When we added on to the house about five years ago, we were excited to build a new master bedroom. It’s a nice room with built-in bookshelves and a large walk in closet. Lisa got 2/3 for her clothes; I took what was left. Most of her things are still there, although I moved them to the back so I could have the prime real estate. Sometimes I’ll pull out a dress I never really liked and put it on the dining room table. When my parents come to town, they know to take those things with them. I’m not sure where they go – not sure what they do with them. Not sure I want to know.
I used to complain because she left a ton of clothes on the chair in the front of the closet by her dresses. By the end of the week, it was like a Grand Garment Teton.
Now I stack my clothes there. Yes, Mr. Clean has his own Teton.

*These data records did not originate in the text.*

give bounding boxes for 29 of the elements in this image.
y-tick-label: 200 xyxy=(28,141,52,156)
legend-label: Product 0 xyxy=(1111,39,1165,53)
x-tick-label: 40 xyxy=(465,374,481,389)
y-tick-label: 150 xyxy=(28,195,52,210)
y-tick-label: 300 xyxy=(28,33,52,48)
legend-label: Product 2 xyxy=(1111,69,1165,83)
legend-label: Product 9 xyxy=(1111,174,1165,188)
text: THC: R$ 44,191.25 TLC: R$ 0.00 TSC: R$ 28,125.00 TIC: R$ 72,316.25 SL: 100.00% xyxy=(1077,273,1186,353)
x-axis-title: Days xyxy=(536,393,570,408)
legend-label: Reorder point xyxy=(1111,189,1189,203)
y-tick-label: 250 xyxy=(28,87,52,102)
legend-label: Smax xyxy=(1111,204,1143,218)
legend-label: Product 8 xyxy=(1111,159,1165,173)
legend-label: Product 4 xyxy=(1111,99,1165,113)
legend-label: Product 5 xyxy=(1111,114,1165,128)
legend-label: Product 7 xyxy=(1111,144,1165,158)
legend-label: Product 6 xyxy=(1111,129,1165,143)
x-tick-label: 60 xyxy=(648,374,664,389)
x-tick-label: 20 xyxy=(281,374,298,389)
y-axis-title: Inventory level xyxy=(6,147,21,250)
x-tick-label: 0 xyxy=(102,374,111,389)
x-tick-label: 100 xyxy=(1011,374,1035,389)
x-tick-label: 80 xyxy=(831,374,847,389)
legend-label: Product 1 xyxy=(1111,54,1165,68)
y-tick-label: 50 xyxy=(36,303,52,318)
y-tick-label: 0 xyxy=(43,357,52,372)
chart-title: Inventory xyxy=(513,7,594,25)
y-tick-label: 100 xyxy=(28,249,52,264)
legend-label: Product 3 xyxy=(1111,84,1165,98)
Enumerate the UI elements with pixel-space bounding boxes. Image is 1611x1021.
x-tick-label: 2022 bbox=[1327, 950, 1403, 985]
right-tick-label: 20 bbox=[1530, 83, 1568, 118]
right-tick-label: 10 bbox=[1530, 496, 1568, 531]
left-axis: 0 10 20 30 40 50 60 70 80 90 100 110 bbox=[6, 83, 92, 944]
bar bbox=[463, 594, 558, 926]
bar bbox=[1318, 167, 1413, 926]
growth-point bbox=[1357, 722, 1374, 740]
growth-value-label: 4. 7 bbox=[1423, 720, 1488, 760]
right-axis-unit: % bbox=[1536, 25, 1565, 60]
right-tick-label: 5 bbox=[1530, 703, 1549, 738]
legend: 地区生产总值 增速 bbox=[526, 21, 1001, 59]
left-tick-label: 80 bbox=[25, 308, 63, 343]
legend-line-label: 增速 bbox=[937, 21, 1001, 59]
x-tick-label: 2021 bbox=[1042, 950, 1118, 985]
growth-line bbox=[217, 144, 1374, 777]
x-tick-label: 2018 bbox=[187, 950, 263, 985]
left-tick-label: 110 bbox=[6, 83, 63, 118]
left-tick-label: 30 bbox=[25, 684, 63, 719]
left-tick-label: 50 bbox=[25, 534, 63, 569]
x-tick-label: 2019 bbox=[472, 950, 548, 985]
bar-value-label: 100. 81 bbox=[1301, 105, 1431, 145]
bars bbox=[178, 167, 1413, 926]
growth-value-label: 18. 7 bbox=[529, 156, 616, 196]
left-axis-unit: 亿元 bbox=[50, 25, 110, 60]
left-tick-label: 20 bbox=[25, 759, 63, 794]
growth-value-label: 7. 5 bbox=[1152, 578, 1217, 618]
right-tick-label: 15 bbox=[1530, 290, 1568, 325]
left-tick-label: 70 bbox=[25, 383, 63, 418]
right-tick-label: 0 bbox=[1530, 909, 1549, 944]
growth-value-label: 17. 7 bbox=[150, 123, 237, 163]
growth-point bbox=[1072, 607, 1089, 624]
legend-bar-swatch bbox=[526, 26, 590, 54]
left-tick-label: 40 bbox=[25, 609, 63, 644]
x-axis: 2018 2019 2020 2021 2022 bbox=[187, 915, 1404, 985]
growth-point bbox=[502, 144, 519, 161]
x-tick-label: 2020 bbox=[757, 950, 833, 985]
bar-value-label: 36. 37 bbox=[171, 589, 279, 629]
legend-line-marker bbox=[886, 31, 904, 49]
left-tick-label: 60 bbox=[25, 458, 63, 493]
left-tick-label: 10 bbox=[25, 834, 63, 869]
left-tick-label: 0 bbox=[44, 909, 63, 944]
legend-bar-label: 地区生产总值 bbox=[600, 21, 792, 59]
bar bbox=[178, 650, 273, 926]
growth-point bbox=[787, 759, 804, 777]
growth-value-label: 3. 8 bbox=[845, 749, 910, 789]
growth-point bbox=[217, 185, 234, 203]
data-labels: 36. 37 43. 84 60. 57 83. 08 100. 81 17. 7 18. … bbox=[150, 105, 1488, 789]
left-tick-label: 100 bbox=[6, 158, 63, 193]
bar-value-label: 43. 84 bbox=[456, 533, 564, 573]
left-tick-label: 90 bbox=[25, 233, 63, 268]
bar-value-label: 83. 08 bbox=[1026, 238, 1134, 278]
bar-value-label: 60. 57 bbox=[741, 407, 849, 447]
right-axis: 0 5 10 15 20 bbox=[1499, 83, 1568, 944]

Maybe I just can’t stand the sight of the bottom of the chair. I’d seldom seen it before.
After construction began on our addition, we walked in the uncompleted space and began to measure for our furniture. Lisa said that she didnt’ think we’d ever be able to fit a king size bed in the new space and wondered if we should build out another four or five feet in case we decided to get a bigger bed.
“No” I insisted. “I don’t want you that far away from me. I like to hear you breathe.”
There’s no breath now. The warmth of her body is gone. Often I don’t even pull the covers back on that side of the bed – it’s more like a single that way.
I feel like I’m sleeping on an acre of land –
She is so far away.
Hold your spouse tonight. Listen to her breath. Snuggle. Revel in your cramped quarters.
Take advantage of every second you have together.